Department of Electricity Development

Department overview
- Formed: 1993; 33 years ago
- Type: Electricity development
- Jurisdiction: Government of Nepal
- Status: Active
- Headquarters: Sano Gaucharan, Kathmandu, Nepal
- Annual budget: Nrs. 3.18 Billion (FY 2081/82)
- Director General responsible: Chiranjeewee Chataut;
- Parent department: Ministry of Energy, Water Resources and Irrigation
- Website: www.doed.gov.np

= Department of Electricity Development =

Electricity utility company of Nepal

Department of Electricity Development (विद्युत विकास विभाग) under Ministry of Energy, Water Resources and Irrigation is the authority to implement the government policies related to power/electricity sector. It also works as regarding providing licence for private sector to produce electricity.

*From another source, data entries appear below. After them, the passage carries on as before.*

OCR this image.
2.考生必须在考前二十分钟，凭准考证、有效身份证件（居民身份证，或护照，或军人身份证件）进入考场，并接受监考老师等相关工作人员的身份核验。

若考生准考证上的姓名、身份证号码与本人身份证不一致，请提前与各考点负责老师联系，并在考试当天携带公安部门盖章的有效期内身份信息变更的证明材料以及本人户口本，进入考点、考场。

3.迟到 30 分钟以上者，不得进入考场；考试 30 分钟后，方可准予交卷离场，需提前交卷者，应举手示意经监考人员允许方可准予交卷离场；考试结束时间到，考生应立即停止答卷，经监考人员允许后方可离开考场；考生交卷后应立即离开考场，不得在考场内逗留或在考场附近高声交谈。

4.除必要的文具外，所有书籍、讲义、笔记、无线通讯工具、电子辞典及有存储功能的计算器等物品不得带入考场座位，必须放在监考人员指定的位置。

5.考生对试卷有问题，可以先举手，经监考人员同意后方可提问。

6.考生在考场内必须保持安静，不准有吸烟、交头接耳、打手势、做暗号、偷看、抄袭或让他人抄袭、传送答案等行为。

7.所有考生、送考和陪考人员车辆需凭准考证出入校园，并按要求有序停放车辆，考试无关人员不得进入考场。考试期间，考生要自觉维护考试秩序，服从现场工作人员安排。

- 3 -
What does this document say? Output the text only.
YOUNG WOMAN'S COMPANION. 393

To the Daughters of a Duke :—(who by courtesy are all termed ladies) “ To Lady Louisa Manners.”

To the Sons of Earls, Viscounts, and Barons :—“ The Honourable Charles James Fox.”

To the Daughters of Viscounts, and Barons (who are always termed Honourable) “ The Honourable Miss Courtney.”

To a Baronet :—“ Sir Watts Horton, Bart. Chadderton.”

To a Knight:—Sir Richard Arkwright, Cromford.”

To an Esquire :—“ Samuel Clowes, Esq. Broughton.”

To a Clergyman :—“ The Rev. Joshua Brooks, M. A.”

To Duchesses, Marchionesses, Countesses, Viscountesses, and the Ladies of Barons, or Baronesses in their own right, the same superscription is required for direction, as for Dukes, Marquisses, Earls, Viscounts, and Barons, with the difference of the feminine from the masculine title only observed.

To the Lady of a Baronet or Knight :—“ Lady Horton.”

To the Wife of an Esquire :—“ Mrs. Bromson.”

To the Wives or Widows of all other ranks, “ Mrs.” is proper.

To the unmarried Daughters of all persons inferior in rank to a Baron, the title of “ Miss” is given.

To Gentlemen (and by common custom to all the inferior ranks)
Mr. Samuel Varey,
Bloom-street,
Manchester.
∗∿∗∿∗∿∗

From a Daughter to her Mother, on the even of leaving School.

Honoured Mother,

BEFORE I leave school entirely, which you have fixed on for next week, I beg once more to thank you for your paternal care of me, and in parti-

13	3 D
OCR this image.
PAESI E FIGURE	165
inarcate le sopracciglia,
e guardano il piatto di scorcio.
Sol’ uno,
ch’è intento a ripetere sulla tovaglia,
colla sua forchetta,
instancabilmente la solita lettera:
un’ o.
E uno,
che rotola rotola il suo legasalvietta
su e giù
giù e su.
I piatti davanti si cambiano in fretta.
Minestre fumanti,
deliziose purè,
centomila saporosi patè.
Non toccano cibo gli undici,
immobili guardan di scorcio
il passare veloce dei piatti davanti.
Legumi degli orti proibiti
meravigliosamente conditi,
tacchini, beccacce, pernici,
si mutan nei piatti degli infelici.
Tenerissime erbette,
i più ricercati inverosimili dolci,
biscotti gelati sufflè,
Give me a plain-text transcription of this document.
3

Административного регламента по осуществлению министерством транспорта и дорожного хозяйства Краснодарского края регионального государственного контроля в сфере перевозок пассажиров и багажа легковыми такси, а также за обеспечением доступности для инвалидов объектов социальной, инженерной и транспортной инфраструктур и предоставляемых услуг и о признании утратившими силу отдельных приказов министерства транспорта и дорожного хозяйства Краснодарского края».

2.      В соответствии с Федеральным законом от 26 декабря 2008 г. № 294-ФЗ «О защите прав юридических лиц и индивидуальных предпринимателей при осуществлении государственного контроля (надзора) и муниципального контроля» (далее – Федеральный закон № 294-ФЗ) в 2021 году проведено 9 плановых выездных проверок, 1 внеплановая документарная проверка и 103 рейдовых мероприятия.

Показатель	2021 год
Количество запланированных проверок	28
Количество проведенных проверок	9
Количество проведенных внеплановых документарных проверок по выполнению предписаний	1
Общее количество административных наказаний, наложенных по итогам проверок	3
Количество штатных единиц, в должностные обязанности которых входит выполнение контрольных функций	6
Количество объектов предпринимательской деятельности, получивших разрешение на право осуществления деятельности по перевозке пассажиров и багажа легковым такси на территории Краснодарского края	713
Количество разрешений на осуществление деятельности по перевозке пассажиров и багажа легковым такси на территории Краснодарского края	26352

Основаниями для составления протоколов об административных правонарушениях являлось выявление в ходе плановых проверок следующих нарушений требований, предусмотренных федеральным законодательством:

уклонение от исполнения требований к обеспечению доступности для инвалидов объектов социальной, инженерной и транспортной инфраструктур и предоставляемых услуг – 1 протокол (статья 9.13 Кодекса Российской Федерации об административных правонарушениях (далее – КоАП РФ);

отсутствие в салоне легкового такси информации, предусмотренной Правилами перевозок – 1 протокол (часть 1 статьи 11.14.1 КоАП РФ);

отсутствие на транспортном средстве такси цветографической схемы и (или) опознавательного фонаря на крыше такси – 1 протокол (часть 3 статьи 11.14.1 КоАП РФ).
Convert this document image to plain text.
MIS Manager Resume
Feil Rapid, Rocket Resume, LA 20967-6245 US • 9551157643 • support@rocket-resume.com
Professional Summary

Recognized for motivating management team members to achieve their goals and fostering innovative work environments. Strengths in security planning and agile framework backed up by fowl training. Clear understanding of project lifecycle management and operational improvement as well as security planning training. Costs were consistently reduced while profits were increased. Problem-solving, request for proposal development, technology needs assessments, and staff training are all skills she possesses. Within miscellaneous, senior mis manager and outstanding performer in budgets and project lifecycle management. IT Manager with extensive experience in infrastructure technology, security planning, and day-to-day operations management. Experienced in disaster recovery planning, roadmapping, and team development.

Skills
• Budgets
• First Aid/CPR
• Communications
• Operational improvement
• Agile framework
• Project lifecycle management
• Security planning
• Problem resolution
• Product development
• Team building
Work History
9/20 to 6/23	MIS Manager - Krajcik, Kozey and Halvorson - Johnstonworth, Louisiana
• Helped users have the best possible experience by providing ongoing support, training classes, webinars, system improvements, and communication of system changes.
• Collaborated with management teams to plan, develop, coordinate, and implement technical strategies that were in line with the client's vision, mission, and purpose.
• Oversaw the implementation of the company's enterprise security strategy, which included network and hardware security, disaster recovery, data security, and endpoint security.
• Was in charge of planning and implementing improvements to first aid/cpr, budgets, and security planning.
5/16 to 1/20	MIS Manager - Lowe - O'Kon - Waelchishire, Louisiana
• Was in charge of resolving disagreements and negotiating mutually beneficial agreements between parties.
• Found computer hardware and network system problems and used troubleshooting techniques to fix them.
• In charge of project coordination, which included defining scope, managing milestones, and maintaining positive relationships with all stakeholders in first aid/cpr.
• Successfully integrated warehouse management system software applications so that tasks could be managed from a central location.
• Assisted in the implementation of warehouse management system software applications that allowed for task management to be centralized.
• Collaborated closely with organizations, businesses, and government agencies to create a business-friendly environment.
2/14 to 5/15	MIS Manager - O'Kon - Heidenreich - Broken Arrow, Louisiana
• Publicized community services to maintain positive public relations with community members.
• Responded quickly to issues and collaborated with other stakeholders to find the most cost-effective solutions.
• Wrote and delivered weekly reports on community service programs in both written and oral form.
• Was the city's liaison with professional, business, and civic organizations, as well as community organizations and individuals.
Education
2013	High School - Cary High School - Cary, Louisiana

Nepal is a country with high electricity generation potential, and the department accounts for a significant amount of the national budget.

== History ==
DOED was established in 1993 AD to assist the Ministry of Energy in implementing its policy in the sector of energy and helping its task of distributing licenses for hydropower project construction.

== Organization ==
The department and its branch offices are run by officers of Nepal Engineering Service (Civil/Hydropwer).

The department has four major projects along with its central body at central level. Major hydro and multi-purpose projects including Sapta Koshi High Dam Multipurpose Project, Pancheshwar Multipurpose Project, Budhiganga Hydropower Project, Naumure Multipurpose Project and a few other projects also run under the department.